Opinion|Videos|January 22, 2026

The Promise and Limits of Remote Patient Monitoring for Bispecific Antibodies

Data suggest that remote patient monitoring may support outpatient step-up dosing of bispecific antibodies by enabling earlier CRS detection.

Tara M. Graff, DO, director of clinical research at Mission Cancer + Blood at the University of Iowa Health Care, discussed findings from an abstract at ASH 2025 evaluating the use of remote patient monitoring (RPM) to support outpatient step-up dosing of bispecific antibodies. The analysis explored whether RPM could help a large academic center safely expand outpatient administration and reduce reliance on inpatient hospitalization.

Graff noted that the study, though small, demonstrated potential benefits of RPM, particularly in detecting cytokine release syndrome (CRS) earlier in some patients. Earlier identification of changes in vital signs could allow for more rapid intervention and escalation of care, an important consideration as practices seek alternatives to labor-intensive, around-the-clock human monitoring. For community sites without the infrastructure to support extended after-hours clinics or frequent monitoring calls, RPM may offer a viable pathway to outpatient bispecific delivery.

However, Graff emphasized important limitations that affect generalizability. Patient adherence to wearable devices and the relatively short duration of monitoring—averaging approximately 8 days despite longer step-up dosing periods—raise questions about sustainability and consistency. She also highlighted the limitations of device-based monitoring compared with direct human interaction. While some RPM platforms can track temperature, heart rate, blood pressure, and oxygenation, devices may miss contextual factors, such as antipyretic use, that can mask hallmark CRS symptoms like fever.

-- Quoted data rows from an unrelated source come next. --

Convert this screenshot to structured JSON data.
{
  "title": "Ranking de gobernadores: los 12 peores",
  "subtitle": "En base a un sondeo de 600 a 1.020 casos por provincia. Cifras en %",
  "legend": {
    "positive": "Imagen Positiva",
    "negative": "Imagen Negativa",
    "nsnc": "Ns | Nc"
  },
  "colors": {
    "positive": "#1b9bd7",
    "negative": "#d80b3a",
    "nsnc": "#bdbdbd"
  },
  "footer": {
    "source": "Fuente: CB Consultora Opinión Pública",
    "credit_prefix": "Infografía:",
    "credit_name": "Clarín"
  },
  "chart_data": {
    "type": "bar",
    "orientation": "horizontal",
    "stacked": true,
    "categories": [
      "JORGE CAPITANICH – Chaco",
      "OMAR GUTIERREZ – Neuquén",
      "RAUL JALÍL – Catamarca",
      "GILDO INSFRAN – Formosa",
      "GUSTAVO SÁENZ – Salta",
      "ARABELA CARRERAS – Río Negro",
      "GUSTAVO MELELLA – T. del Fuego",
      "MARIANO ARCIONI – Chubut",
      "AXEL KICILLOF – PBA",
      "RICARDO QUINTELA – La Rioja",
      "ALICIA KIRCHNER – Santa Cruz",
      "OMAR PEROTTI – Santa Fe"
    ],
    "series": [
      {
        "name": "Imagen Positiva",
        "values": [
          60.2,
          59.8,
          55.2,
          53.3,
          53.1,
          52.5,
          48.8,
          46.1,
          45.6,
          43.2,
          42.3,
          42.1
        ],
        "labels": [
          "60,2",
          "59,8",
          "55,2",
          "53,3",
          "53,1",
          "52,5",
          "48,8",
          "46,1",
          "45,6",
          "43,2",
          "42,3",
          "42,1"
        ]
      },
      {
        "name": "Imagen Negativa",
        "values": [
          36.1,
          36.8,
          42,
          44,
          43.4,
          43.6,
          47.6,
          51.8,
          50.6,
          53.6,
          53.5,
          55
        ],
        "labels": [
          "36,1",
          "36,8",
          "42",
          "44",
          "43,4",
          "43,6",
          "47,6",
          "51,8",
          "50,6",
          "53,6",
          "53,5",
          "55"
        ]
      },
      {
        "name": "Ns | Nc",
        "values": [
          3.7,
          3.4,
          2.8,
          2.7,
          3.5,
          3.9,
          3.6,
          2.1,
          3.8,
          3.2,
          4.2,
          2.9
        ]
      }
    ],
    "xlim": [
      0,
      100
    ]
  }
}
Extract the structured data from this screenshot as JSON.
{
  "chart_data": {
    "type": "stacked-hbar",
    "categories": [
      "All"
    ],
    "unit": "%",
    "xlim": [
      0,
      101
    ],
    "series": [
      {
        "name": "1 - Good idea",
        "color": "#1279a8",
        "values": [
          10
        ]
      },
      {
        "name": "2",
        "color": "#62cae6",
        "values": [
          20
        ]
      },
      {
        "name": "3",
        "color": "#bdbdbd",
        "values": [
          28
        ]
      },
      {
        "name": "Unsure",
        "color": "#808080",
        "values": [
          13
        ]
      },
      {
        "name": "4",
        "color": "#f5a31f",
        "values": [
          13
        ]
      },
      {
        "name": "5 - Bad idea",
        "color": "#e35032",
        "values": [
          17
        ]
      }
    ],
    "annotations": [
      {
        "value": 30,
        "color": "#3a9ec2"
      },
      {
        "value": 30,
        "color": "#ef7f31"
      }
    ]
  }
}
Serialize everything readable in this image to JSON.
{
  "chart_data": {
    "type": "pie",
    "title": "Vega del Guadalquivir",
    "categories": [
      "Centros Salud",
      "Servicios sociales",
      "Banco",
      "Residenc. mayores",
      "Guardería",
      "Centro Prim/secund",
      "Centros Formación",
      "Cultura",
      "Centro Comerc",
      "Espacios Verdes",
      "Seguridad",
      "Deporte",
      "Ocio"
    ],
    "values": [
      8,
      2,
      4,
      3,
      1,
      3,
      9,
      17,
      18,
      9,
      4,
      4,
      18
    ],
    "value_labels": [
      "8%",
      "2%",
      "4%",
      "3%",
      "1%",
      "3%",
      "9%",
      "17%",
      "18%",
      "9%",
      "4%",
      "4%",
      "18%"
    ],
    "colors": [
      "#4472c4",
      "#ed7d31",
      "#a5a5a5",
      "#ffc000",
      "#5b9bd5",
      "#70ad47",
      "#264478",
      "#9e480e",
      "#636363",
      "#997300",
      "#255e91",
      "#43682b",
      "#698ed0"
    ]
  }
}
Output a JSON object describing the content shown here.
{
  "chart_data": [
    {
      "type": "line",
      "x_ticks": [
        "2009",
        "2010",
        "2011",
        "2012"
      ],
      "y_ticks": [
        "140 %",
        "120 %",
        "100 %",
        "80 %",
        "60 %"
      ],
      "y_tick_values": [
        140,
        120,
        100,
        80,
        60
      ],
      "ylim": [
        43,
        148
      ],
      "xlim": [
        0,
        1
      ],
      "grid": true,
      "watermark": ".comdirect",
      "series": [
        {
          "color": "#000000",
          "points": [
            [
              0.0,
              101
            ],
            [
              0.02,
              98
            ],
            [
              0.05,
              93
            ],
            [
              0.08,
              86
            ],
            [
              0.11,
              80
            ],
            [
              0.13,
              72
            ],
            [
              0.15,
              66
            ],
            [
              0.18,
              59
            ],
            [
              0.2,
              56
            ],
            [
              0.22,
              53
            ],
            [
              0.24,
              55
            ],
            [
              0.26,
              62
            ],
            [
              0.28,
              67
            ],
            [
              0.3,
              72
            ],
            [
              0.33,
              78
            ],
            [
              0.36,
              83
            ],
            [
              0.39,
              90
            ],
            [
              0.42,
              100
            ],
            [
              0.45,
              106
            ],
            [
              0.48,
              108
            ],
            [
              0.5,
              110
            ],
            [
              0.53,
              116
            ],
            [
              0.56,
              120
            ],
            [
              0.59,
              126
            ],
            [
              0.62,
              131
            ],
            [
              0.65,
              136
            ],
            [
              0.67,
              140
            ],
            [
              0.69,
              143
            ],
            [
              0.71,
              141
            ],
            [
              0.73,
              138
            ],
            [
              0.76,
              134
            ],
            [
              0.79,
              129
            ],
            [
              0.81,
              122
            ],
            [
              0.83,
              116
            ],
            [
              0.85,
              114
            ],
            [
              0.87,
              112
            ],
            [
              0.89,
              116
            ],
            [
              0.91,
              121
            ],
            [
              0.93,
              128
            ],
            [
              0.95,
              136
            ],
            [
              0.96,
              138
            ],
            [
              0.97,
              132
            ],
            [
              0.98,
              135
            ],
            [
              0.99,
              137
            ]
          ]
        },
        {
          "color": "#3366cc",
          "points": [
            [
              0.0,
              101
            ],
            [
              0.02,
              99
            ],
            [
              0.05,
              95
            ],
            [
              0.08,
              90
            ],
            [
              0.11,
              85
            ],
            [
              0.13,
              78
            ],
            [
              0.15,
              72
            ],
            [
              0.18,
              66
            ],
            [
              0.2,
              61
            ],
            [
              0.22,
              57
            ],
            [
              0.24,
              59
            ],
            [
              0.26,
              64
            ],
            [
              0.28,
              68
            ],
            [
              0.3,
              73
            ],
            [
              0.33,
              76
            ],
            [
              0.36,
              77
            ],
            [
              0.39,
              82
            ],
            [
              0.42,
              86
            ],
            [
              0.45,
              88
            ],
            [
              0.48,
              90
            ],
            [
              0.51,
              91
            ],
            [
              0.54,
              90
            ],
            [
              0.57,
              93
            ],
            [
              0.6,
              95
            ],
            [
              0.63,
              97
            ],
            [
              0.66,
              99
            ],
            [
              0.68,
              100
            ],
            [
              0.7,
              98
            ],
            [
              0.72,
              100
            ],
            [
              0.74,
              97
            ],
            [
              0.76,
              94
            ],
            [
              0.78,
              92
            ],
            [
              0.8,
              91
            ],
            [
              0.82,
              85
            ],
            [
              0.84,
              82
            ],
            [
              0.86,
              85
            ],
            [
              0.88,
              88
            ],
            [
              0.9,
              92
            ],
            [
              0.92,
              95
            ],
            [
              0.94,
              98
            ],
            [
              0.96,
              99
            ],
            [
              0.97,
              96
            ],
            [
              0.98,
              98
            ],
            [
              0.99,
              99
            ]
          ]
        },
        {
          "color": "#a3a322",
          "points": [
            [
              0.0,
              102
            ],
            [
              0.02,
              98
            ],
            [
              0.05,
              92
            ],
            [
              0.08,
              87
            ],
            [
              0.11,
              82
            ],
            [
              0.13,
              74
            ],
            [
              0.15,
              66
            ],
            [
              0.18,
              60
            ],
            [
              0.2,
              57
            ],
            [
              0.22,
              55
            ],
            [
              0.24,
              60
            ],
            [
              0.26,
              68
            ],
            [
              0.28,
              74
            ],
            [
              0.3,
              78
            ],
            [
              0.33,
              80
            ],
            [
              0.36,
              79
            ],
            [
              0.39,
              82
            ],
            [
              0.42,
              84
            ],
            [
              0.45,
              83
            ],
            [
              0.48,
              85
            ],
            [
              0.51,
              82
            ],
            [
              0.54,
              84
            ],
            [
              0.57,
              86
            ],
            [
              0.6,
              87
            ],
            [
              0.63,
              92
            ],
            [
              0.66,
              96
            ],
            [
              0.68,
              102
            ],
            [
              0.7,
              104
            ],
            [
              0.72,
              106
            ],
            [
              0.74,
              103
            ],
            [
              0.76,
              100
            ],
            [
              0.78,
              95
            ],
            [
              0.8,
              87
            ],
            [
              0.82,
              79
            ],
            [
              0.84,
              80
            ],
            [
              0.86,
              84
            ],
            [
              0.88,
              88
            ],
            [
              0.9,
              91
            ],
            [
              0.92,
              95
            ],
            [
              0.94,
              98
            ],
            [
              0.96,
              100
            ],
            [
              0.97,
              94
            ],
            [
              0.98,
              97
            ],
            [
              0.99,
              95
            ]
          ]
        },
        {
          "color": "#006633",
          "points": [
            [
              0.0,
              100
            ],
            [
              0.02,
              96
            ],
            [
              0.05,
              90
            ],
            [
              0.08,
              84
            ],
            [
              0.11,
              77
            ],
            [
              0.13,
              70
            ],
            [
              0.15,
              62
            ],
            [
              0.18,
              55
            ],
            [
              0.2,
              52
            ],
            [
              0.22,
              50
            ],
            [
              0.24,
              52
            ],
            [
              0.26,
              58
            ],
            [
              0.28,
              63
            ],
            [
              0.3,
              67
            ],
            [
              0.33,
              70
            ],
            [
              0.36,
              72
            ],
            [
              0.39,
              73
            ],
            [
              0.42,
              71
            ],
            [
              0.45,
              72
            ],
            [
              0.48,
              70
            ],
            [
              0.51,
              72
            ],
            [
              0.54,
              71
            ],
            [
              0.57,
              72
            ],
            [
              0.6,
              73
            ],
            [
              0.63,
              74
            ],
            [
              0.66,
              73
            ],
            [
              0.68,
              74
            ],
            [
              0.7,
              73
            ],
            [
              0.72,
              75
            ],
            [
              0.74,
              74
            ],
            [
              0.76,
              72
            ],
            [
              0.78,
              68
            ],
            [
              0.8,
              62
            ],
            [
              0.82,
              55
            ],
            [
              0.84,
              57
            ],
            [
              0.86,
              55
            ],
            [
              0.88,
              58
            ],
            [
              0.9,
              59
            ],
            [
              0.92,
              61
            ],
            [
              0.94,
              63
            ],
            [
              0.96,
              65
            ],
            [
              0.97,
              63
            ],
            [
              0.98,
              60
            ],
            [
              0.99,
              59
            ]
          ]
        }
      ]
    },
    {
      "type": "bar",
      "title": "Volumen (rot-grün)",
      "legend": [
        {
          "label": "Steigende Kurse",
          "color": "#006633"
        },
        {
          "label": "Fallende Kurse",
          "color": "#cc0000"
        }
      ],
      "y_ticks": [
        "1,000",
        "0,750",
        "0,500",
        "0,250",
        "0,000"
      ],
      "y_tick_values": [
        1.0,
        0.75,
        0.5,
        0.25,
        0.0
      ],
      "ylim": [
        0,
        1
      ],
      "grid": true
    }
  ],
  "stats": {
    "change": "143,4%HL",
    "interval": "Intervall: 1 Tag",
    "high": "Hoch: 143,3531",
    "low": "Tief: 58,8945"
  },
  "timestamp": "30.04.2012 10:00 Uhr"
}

In current practice, Graff explained, her dedicated bispecific team conducts frequent phone-based assessments during step-up dosing, allowing for nuanced clinical judgment that no existing device can fully replicate. Nonetheless, she acknowledged that such staffing models may not be scalable nationwide as bispecific use expands. RPM technologies may ultimately help bridge this gap, particularly as volumes increase and community practices seek practical solutions.

Overall, the data suggest that RPM holds promise as a supportive tool for outpatient bispecific administration, but further validation in larger populations is needed. Hybrid approaches that combine technology with human oversight—and potentially more advanced analytics in the future—will likely be required before RPM can reliably replace traditional monitoring models.